June 10. 1990: 50,000 attend first March for the Animals in Washington,
D.C.
June 11. 1991: Mount Pinatubo erupts, Philippines, becoming the first act
of nature ever to permanently close a U.S. military instillation. 1994:
Prairie Peace Park and Maze opens at Interstate 80 exit, Pleasant Dale,
Nebraska.
June 12. 1982: A crowd estimated as large as two million rallies in New
York's Central Park to support nuclear disarmament. A parallel rally at
Peace Arch Park, on the British Columbia/Washington border, draws 50,000.

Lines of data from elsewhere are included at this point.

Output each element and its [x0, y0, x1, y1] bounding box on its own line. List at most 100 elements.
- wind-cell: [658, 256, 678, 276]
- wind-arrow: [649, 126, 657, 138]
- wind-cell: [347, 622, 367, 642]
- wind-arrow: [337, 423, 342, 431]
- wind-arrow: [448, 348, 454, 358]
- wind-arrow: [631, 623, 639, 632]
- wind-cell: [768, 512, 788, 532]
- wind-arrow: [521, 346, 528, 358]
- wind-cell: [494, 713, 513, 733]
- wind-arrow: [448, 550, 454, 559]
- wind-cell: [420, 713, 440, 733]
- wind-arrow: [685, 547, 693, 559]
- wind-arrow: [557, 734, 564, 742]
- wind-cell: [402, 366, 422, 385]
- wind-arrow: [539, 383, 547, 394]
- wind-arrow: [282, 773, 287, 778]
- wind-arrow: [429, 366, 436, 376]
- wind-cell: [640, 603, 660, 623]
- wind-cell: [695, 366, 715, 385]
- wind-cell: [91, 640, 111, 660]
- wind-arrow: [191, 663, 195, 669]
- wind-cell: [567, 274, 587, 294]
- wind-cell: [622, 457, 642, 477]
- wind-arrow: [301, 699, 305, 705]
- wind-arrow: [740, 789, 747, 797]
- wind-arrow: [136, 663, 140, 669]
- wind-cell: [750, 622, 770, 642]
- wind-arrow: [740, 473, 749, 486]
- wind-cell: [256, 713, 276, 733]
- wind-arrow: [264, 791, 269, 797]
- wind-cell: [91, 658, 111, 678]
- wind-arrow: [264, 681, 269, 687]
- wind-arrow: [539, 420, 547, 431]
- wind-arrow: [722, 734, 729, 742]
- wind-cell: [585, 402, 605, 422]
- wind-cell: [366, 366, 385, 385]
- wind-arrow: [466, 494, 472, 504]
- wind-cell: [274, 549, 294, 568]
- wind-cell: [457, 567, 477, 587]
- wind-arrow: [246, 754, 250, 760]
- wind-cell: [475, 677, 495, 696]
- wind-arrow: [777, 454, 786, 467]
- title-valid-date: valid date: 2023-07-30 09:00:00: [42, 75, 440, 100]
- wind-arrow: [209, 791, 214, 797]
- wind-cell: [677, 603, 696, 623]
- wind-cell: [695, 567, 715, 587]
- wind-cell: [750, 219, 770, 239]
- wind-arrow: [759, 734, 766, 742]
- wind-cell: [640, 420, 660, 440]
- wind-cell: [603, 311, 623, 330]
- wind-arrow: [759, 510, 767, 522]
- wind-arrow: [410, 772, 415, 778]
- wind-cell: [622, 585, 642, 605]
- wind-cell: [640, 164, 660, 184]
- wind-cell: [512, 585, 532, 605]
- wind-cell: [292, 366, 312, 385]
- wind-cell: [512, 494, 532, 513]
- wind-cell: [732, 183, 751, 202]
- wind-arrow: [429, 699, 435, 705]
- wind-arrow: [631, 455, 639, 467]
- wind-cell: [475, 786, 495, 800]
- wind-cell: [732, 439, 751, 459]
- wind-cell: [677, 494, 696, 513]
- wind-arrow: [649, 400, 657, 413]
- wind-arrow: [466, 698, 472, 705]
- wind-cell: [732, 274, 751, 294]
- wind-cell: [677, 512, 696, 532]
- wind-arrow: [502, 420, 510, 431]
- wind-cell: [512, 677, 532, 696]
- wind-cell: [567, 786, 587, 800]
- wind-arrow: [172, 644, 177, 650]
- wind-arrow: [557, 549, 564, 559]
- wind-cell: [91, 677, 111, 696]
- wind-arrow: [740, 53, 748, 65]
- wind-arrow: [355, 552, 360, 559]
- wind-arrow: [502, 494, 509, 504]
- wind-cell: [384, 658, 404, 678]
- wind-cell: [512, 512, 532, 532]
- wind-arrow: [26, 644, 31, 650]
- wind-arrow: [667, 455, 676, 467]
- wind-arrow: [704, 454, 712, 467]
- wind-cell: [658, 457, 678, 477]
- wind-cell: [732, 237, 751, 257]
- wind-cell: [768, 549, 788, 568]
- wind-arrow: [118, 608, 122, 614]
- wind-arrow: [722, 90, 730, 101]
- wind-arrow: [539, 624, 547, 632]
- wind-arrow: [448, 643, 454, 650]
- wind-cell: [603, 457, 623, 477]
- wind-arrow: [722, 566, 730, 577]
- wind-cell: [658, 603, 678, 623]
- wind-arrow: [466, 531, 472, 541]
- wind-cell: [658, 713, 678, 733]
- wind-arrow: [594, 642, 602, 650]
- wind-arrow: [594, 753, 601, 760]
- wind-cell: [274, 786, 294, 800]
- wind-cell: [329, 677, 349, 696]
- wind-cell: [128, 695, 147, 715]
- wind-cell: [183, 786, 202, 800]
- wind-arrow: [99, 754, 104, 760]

June 13. 1988: Palestinian nonviolent activist Mubarek Awad deported from
Israel. He later settles in Washington, D.C. and founds Nonviolence
International. 1993: U.S. "peacekeeper" shoots 14 unarmed demonstrators,
Mogadishu, Somalia.
June 14. 1945: U.S. Supreme Court rules compulsory flag saluting by
schoolchildren to be illegal. 1971: 50 activists, including future American
Indian Movement leader John Trudell, occupy deserted missile site near
Richmond, CA.
June 15. 1917: Anarchists Emma Goldman and Alexander Berkman are arrested
and charged with conspiring to "induce persons not to register" for World
War I military service. Both were deported from the U.S. after their prison
sentences.
June 16. 1972: Women and children encircle Congress demanding an end to
Vietnam War, Washington D.C. 1976: Soweto Massacre, South Africa. 700 black
children killed while protesting requirement to learn Afrikaans language in
their schools.
June 17. 1960: First convention of Students for a Democratic Society (SDS),
New York City.
June 18. 1812: U.S. declares war on Britain. In response, British Navy
invades and sacks new U.S. capital at Washington, D.C. 1983: Women's peace
camp established at Bangor nuclear submarine base in Kitsap County, WA.
June 19. 1865: Slaves declared free in state of Texas. Celebrated each year
in Texas, mostly by people of color, as the holiday "Juneteenth." 1953:
Black community begins bus boycott in Baton Rouge, Louisiana, two and a
half years before the more famous Montgomery, Alabama protest.